Football in the UK has its roots in working class communities across the country. Many football clubs across the country were founded to help the communities in which they are situated. Football has many positive impacts on communities, these sports clubs are not just the major leagues, but many more grassroots football clubs exist in communities across the country.
The future of grassroots football is under threat due to the covid pandemic. Many small football clubs rely solely on ticket sales to survive, without this many are struggling financially. Funding has been found to help out grassroots football throughout the pandemic, but for some this is not enough, or too late. An estimated 12% of the 43’000 grassroots football clubs in the UK may cease to exist as a result of the pandemic.

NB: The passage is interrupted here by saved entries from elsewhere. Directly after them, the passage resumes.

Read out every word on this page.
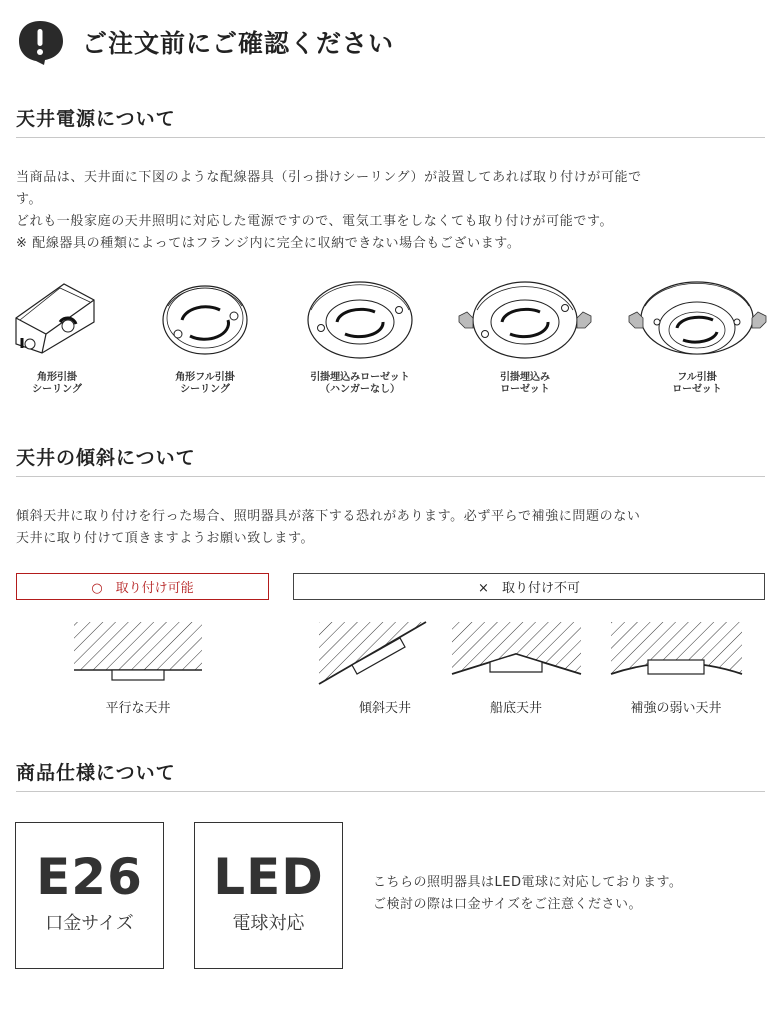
ご注文前にご確認ください
天井電源について

当商品は、天井面に下図のような配線器具（引っ掛けシーリング）が設置してあれば取り付けが可能で

す。

どれも一般家庭の天井照明に対応した電源ですので、電気工事をしなくても取り付けが可能です。

※ 配線器具の種類によってはフランジ内に完全に収納できない場合もございます。

角形引掛
シーリング
角形フル引掛
シーリング
引掛埋込みローゼット
（ハンガーなし）
引掛埋込み
ローゼット
フル引掛
ローゼット
天井の傾斜について

傾斜天井に取り付けを行った場合、照明器具が落下する恐れがあります。必ず平らで補強に問題のない

天井に取り付けて頂きますようお願い致します。

○　取り付け可能	×　取り付け不可
平行な天井	傾斜天井	船底天井	補強の弱い天井
商品仕様について
E26
口金サイズ
LED
電球対応

こちらの照明器具はLED電球に対応しております。

ご検討の際は口金サイズをご注意ください。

This community based, grassroots football is essential for developing young players, it also has huge benefits of people’s physical, social and mental well being. Throughout the pandemic football clubs and fans have come together to help the communities deal with the impacts of Covid, they have been essential and always have been.
Money not fans
In the higher tiers of football in the UK, big business has taken over and this has changed the game. Plans for the so called “big six” clubs in England to join a European Super League were quickly brought down following widespread condemnation from fans, players and managers. The proposed plans would have involved clubs with wealthy owners buying a place in a closed league. The motivation for this would be to make more money, not for the benefit of football fans.
A massive gulf exists between football clubs owned by wealthy individuals or corporations, and grassroots community football. Grassroots football is being left behind as this gap grows ever bigger. After the pandemic many of these grassroots clubs will struggle to fully recover from the devastating impact it has had on their finances. Action will be needed to ensure we do not see a wave of grassroots football clubs disappearing altogether from communities across the country.
Football belongs to the fans
Now that the European Super League has collapsed the need to reclaim the game from top to bottom could not be more relevant. Football belongs to the fans and they should have more say in the way things operate. Fans, players, club staff and the local community should be more involved in decision making, ensuring the connections with communities around them are strengthened.
All major sports clubs, not just football and the facilities they have need to be made accessible to the whole community. The cost of tickets should be affordable and capped if necessary. If fans and community can be put before profit, the game can be returned to the communities in which they were built to help.